While I agree with you, using the GUI to generate code when your very new to TI is good way to pick up basic ways of doing things. For any new user, for me it's good way to see the basics of what's going on.
If the mapping tab was intuitive, I'd agree with you. But IMHO it isn't; the post that we had here on one occasion asking what "ASLS" is being but one case in point. You therefore need to invest time in learning the thing, and my feeling is that that time could be better utilised working your way through the Reference Guide anyway. It's sometimes said that no knowledge is ever wasted; my feeling is that one exception to that is "learning an unintuitive and esoteric GUI that you'll get no long term value from and will dump as soon as you know what you're doing".
ARNOJ wrote:I have been told that IBM will not support any TurboIntegrator created in Perspectives and then run in Performance Modeler.

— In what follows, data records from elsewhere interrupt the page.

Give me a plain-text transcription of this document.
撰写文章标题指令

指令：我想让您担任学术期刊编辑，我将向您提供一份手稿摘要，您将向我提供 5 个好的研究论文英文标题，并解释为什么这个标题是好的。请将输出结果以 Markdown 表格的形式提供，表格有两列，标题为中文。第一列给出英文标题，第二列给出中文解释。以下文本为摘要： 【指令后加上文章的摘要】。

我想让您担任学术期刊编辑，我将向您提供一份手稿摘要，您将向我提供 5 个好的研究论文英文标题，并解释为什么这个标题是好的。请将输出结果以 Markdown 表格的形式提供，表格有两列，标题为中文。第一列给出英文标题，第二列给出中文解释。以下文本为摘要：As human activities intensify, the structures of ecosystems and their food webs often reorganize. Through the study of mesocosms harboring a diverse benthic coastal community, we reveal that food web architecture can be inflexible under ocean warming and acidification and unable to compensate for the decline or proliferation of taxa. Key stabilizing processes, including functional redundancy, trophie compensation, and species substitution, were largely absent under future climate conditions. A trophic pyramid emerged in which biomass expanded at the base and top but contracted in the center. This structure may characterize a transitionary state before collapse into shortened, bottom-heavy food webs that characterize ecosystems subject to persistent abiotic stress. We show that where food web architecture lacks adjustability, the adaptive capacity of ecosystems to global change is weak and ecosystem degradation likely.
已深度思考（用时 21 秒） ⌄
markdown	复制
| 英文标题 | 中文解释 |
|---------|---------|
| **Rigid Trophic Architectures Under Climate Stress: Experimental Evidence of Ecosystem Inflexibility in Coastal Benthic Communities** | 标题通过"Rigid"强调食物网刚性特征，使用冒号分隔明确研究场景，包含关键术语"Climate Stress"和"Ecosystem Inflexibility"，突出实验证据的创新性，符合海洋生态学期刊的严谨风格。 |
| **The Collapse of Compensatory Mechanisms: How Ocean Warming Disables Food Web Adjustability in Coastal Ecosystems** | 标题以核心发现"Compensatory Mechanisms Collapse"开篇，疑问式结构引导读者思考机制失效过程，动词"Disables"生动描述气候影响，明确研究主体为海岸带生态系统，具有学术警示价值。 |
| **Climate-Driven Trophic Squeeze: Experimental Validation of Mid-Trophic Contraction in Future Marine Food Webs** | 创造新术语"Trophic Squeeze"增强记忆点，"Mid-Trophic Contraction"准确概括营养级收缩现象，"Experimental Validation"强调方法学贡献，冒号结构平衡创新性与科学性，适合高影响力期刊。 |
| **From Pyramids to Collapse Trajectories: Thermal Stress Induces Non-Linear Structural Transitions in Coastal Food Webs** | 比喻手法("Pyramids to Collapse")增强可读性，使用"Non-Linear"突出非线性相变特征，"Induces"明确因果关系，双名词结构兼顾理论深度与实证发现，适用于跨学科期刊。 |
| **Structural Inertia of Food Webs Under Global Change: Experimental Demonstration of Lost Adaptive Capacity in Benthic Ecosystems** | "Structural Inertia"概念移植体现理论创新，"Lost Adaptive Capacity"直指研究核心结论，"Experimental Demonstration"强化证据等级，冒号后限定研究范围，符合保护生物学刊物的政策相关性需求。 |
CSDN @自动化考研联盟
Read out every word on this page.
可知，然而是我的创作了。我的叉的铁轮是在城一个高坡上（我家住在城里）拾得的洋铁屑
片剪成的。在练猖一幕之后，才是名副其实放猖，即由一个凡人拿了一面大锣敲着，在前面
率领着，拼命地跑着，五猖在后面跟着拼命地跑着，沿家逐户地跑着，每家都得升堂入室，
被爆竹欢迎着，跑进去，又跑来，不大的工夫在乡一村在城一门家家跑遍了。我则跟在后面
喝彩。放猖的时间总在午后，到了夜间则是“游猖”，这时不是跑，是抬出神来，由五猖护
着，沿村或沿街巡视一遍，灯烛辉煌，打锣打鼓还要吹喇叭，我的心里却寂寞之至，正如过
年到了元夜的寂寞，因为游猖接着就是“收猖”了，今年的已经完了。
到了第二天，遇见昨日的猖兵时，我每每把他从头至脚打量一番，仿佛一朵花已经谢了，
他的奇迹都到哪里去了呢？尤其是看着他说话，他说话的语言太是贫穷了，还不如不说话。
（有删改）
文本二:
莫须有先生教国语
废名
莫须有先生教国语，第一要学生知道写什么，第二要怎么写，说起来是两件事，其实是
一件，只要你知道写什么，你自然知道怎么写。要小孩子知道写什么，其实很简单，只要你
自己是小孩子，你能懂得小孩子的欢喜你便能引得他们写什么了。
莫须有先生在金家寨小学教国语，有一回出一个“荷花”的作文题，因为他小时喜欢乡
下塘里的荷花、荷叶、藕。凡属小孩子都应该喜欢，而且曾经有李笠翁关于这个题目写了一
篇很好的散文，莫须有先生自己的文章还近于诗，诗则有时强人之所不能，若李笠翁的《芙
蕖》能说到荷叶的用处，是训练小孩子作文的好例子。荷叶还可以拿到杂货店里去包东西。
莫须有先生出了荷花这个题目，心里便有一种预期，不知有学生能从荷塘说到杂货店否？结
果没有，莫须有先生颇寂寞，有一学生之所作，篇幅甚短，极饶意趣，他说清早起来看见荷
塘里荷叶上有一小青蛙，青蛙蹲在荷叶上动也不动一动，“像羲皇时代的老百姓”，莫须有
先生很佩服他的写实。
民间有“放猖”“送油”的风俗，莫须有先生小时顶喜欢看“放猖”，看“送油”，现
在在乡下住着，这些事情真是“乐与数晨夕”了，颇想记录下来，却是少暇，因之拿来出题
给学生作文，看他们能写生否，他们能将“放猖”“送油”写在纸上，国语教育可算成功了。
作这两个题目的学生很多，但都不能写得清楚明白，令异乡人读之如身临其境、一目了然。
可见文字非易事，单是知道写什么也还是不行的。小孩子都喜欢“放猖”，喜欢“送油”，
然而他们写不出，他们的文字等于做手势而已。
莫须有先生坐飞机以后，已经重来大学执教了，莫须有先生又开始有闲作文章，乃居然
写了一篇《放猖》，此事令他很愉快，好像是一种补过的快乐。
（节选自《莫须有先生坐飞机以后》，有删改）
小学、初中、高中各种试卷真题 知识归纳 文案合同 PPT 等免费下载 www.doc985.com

IF you do so (run a Turbo Integrator created under Perspectives, in Performance Modeler) no support from IBM and they will ask you to redo your process directly into Performance Modeler

Anyone heard the same thing ?
I haven't heard that either. At face value it doesn't make a lot of sense; there is no actual difference between the TI language in either environment. There may be a couple of different values in the .pro file indicating which environment the thing came from (I haven't checked) but the actual language syntax is identical. The only difference that I can recall coming across in 10.1 didn't even relate to processes but to chores; when creating a chore in the Editorsaurus you could set the repeat cycle up to 999 days. In Muddler it was only 365.

However it's possible that what you heard might be a reference to code that was generated in Perspectives out of the Map tab, since obviously the automation process (such as it is) will not necessarily be the same between the Editorsaurus and Performance Muddler. (I have to admit that I didn't look at many of the automation features in Muddler and don't know what, if anything, it has similar to the Map tab. Or if I once did, I don't recall it.) For hand crafted code it shouldn't make any difference where it was created.